Penulis
Intisari-online.com - Terlepas dari klaim keras China, para ahli skeptis tentang kualitas senjata China karena pangsa ekspor senjata negara itu di pasar global menurun.
Selain biaya tersembunyi, termasuk biaya politik, senjata China tampaknya kehilangan daya tariknya karena sebagian besar belum diuji dalam pertempuran nyata.
Tidak seperti sistem Barat yang telah terbukti, menunjukkan nilai di medan perang.
Menurut Institut Penelitian Perdamaian Internasional Stockholm (SIPRI), China adalah pengekspor senjata terbesar keempat di dunia, setelah Amerika Serikat, Rusia, dan Prancis.
Jelas bahwa ada banyak faktor politik dan ekonomi di balik negara-negara yang mendukung senjata China.
Banyak dari negara-negara ini memiliki hubungan yang bermasalah dengan eksportir senjata Barat terkemuka seperti Amerika Serikat, Prancis atau Jerman.
Mereka tidak hanya menganggap senjata China lebih murah, tetapi mereka juga menerima insentif lain seperti hadiah, kredit, dan metode pembayaran yang fleksibel.
Senjata China juga cenderung lebih mudah digunakan dan kurang ketat dalam pengawasan dibandingkan senjata Barat.
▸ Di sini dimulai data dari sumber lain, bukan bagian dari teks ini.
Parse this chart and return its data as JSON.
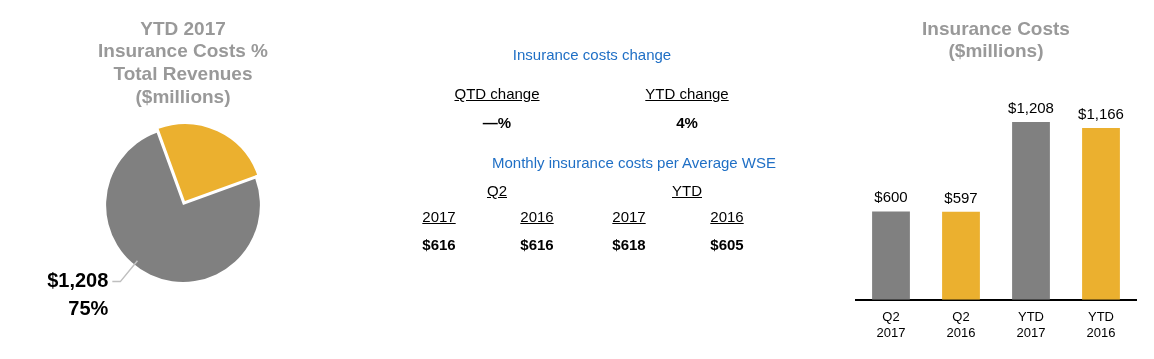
{
  "chart_data": [
    {
      "type": "pie",
      "title": "YTD 2017\nInsurance Costs %\nTotal Revenues\n($millions)",
      "categories": [
        null,
        null
      ],
      "values": [
        75,
        25
      ],
      "colors": [
        "#808080",
        "#ebb02f"
      ],
      "value_labels": [
        "75%",
        null
      ],
      "annotations": [
        "$1,208"
      ]
    },
    {
      "type": "other",
      "annotations": [
        "Insurance costs change",
        "QTD change",
        "YTD change",
        "—%",
        "4%",
        "Monthly insurance costs per Average WSE",
        "Q2",
        "YTD",
        "2017",
        "2016",
        "2017",
        "2016",
        "$616",
        "$616",
        "$618",
        "$605"
      ]
    },
    {
      "type": "bar",
      "title": "Insurance Costs\n($millions)",
      "categories": [
        "Q2\n2017",
        "Q2\n2016",
        "YTD\n2017",
        "YTD\n2016"
      ],
      "values": [
        600,
        597,
        1208,
        1166
      ],
      "colors": [
        "#808080",
        "#ebb02f",
        "#808080",
        "#ebb02f"
      ],
      "value_labels": [
        "$600",
        "$597",
        "$1,208",
        "$1,166"
      ]
    }
  ]
}
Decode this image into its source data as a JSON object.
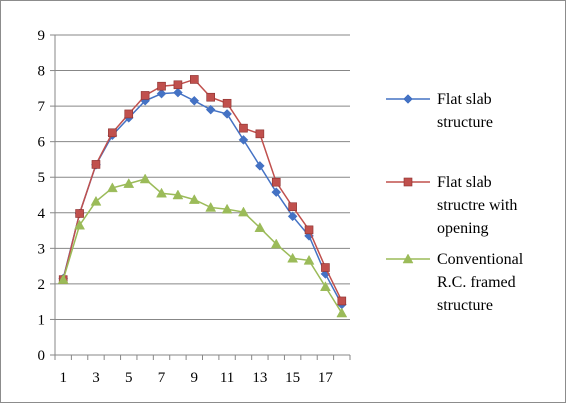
{
  "chart_data": {
    "type": "line",
    "title": "",
    "xlabel": "",
    "ylabel": "",
    "x": [
      1,
      2,
      3,
      4,
      5,
      6,
      7,
      8,
      9,
      10,
      11,
      12,
      13,
      14,
      15,
      16,
      17,
      18
    ],
    "x_tick_labels": [
      "1",
      "3",
      "5",
      "7",
      "9",
      "11",
      "13",
      "15",
      "17"
    ],
    "y_tick_labels": [
      "0",
      "1",
      "2",
      "3",
      "4",
      "5",
      "6",
      "7",
      "8",
      "9"
    ],
    "ylim": [
      0,
      9
    ],
    "xlim": [
      0.5,
      18.5
    ],
    "grid": "horizontal",
    "legend_position": "right",
    "series": [
      {
        "name": "Flat slab structure",
        "legend_lines": [
          "Flat slab",
          "structure"
        ],
        "color": "#4472C4",
        "marker": "diamond",
        "values": [
          2.15,
          3.98,
          5.35,
          6.18,
          6.67,
          7.15,
          7.35,
          7.38,
          7.15,
          6.9,
          6.78,
          6.05,
          5.32,
          4.58,
          3.9,
          3.35,
          2.28,
          1.42
        ]
      },
      {
        "name": "Flat slab structre with opening",
        "legend_lines": [
          "Flat slab",
          "structre with",
          "opening"
        ],
        "color": "#C0504D",
        "marker": "square",
        "values": [
          2.12,
          3.98,
          5.36,
          6.25,
          6.78,
          7.3,
          7.56,
          7.6,
          7.75,
          7.25,
          7.08,
          6.38,
          6.22,
          4.86,
          4.17,
          3.52,
          2.46,
          1.52
        ]
      },
      {
        "name": "Conventional R.C. framed structure",
        "legend_lines": [
          "Conventional",
          "R.C. framed",
          "structure"
        ],
        "color": "#9BBB59",
        "marker": "triangle",
        "values": [
          2.12,
          3.65,
          4.32,
          4.7,
          4.82,
          4.95,
          4.55,
          4.5,
          4.37,
          4.15,
          4.1,
          4.02,
          3.58,
          3.12,
          2.72,
          2.66,
          1.92,
          1.18
        ]
      }
    ]
  }
}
Ini adalah keuntungan yang bahkan Rusia, pengekspor senjata utama tidak dapat memilikinya.
Rekayasa terbalik dan penyalinan
Meskipun mengumpulkan lebih banyak senjata modern dalam beberapa tahun terakhir, China masih memiliki persediaan besar peralatan tua dan ketinggalan jaman yang menggunakan teknologi era Soviet.
Bahkan beberapa sistem persenjataan modern China didasarkan pada restrukturisasi produk pesaing.
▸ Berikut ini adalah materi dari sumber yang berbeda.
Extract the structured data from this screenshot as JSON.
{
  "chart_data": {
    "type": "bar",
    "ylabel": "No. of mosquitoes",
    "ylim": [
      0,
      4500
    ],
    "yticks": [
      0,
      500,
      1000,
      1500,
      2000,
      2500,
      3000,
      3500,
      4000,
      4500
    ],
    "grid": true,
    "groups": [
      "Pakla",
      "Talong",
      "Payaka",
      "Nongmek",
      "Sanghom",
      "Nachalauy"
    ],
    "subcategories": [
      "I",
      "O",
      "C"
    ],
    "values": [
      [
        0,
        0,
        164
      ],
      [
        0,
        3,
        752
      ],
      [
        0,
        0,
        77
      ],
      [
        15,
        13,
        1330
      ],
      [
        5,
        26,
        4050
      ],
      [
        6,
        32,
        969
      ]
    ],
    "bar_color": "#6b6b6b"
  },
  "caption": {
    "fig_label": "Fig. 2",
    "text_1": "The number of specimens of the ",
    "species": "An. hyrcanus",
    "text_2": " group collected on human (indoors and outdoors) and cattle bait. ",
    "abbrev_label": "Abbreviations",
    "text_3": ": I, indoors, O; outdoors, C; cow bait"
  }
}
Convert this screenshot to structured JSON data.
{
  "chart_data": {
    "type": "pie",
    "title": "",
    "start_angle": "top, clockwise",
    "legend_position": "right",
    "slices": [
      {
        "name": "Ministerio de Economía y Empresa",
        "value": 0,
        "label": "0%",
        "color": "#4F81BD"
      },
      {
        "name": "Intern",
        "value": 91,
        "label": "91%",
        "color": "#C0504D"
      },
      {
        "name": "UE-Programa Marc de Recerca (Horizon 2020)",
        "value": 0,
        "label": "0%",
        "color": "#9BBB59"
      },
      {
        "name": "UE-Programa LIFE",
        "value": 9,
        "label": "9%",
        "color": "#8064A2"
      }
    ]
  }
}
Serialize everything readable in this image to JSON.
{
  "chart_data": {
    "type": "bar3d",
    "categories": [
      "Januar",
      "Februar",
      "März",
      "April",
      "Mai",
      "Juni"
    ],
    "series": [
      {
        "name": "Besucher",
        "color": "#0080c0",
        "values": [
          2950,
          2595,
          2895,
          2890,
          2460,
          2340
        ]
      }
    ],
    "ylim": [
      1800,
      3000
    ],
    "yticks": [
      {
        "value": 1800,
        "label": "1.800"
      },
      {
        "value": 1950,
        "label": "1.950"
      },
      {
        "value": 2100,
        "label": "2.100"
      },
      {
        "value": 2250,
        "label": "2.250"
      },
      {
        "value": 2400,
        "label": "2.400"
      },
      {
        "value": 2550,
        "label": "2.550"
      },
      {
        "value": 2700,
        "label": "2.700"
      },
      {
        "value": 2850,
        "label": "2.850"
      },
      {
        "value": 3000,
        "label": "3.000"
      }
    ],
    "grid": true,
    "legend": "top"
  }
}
Oleh karena itu, dapat dimengerti jika banyak orang berpikir bahwa militer China dibangun dengan senjata kloning.
Pendekatan ini memungkinkan China untuk tetap kompetitif di pasar dunia, sementara juga menghemat waktu dan uang yang seharusnya dihabiskan untuk mengembangkan produknya sendiri.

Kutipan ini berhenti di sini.